I copy a 10 meg file from any workstation, and it takes about 25 seconds to this machine. My simple math tells me that's about 400K per second, or 3.2 mbps. Another known-good machine gets the file in 5 seconds, or 16mbps. I swap the cables, so the 'bad' machine is getting the file via the same physical route as the good one, and it gets the same bad peformance--so the problem is somewhere inside the machine.

I looked at bcastner's link in another similar thread that talks about some regisry settings. The first setting--....\Services\e100bx does not exist, nothing prefixed e100 is there (maybe because it's gigabit, but no e1000 either). But I tried the other one--the TcpWindowSize and that seemed to slow it down even more.

Can anyone point me to another setting that I might try?
Thanks,
jsteph
 
There has been comments that the onboard nics are not all that good on some servers. We sped ours up by adding regular nic cards, helped a lot.
 
Yes, I've heard that too. But that might explain at most a 10% or 20% difference in speed. This is 400% difference. And the 'known-good' machine has an onboard Nic also.

What I'm leaning towards is some registry setting, or, I'm wondering if, with gigabit being relatively new, could there be any known issues with older routers (ours are over 5 years old), that don't play well with a gigabit nic, even though the gigabit is self-throttled to 100mbs?

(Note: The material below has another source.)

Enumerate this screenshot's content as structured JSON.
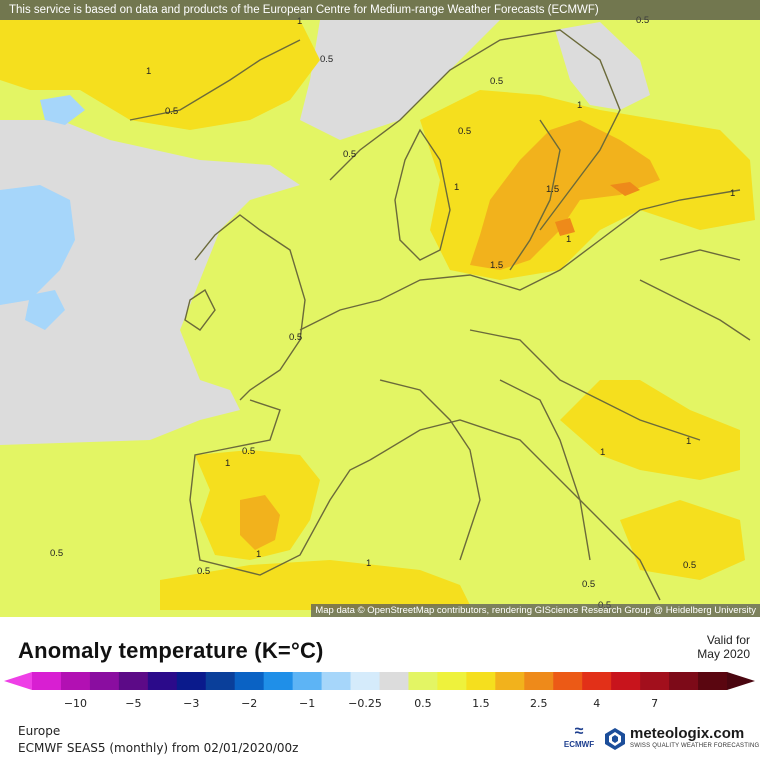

It's a huge difference, so I was hoping for one of those 'light bulb' moments where someone had the same thing and it was some obvious setting that got hosed or something.
--j
 
Duplex is Auto, right?

I tried to remain child-like, all I acheived was childish.
 
Yes, that's auto. There are two onboard gigabit nics on this, the other is disabled, so I don't think there's any conflict there.

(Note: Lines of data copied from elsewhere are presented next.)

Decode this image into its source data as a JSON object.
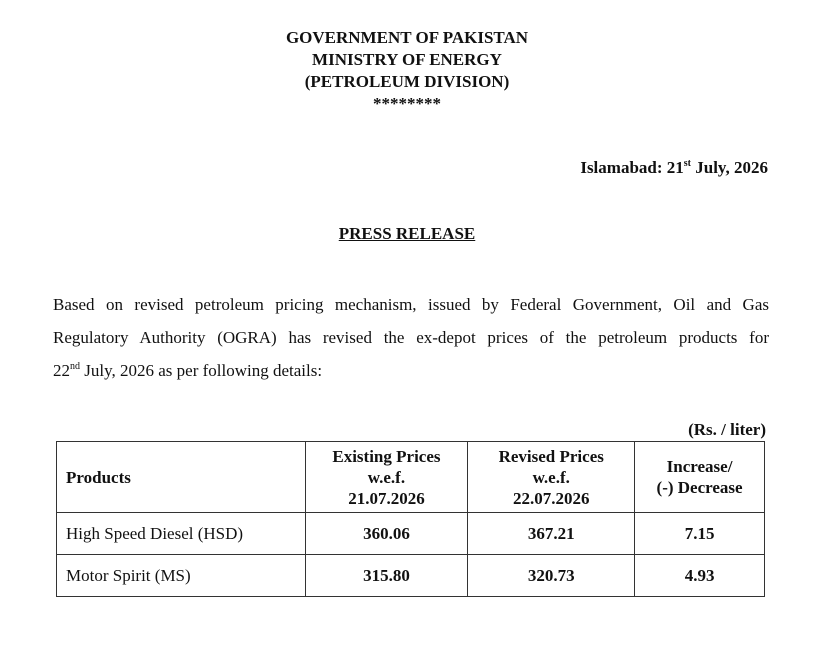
{
  "header": {
    "line_1": "GOVERNMENT OF PAKISTAN",
    "line_2": "MINISTRY OF ENERGY",
    "line_3": "(PETROLEUM DIVISION)",
    "separator": "********"
  },
  "dateline": {
    "prefix": "Islamabad: 21",
    "suffix": "st",
    "rest": " July, 2026"
  },
  "title": "PRESS RELEASE",
  "paragraph": {
    "line_1": "Based on revised petroleum pricing mechanism, issued by Federal Government, Oil and Gas",
    "line_2": "Regulatory Authority (OGRA) has revised the ex-depot prices of the petroleum products for",
    "line_3_prefix": "22",
    "line_3_suffix": "nd",
    "line_3_rest": " July, 2026 as per following details:"
  },
  "unit_note": "(Rs. / liter)",
  "table": {
    "headers": [
      [
        "Products"
      ],
      [
        "Existing Prices",
        "w.e.f.",
        "21.07.2026"
      ],
      [
        "Revised Prices",
        "w.e.f.",
        "22.07.2026"
      ],
      [
        "Increase/",
        "(-) Decrease"
      ]
    ],
    "rows": [
      [
        "High Speed Diesel (HSD)",
        "360.06",
        "367.21",
        "7.15"
      ],
      [
        "Motor Spirit (MS)",
        "315.80",
        "320.73",
        "4.93"
      ]
    ]
  }
}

In the Advanced properites of the nic, I have:

802.1p QOS - Disabled
Checksum Offload - Tx Tcpip Checksum
Ethernet@Wirespeed - Enable
Flow Control - Disable
Jumbo MTU - 1500
Speed & Duplex - Auto
Wakeup Capabilities - Both
WOL Speed - AUTO

...does anything look fishy there?
Thanks,
--Jsteph
 
Change the duplex and speed settings to 100BASE-T Full duplex at both the server and switch side. If this fixes the issue it will be, as is quite common, an autonegotiation issue between the two devices. This would explain slow throughput adequately.

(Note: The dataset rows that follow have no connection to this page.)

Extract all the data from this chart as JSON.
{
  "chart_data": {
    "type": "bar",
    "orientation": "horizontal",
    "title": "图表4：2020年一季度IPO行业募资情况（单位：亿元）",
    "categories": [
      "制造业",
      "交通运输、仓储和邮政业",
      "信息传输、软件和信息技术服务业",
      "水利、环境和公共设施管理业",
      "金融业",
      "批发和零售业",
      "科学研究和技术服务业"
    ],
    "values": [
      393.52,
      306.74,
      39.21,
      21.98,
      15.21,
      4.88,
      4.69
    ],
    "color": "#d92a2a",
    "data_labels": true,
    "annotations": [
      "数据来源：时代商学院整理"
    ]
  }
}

If this changes nothing you can switch them back, but for servers it is always good practice to fix the speed and duplex.
 
Tim,
Thank you. What we ended up doing is installing new drivers and enabling both nics. I'll have to go back and see if just setting both the switch and the nic to fixed will do it also. But it seemed that having two nics on board somehow necessitated enabling both and doing a round-robin with the ip's.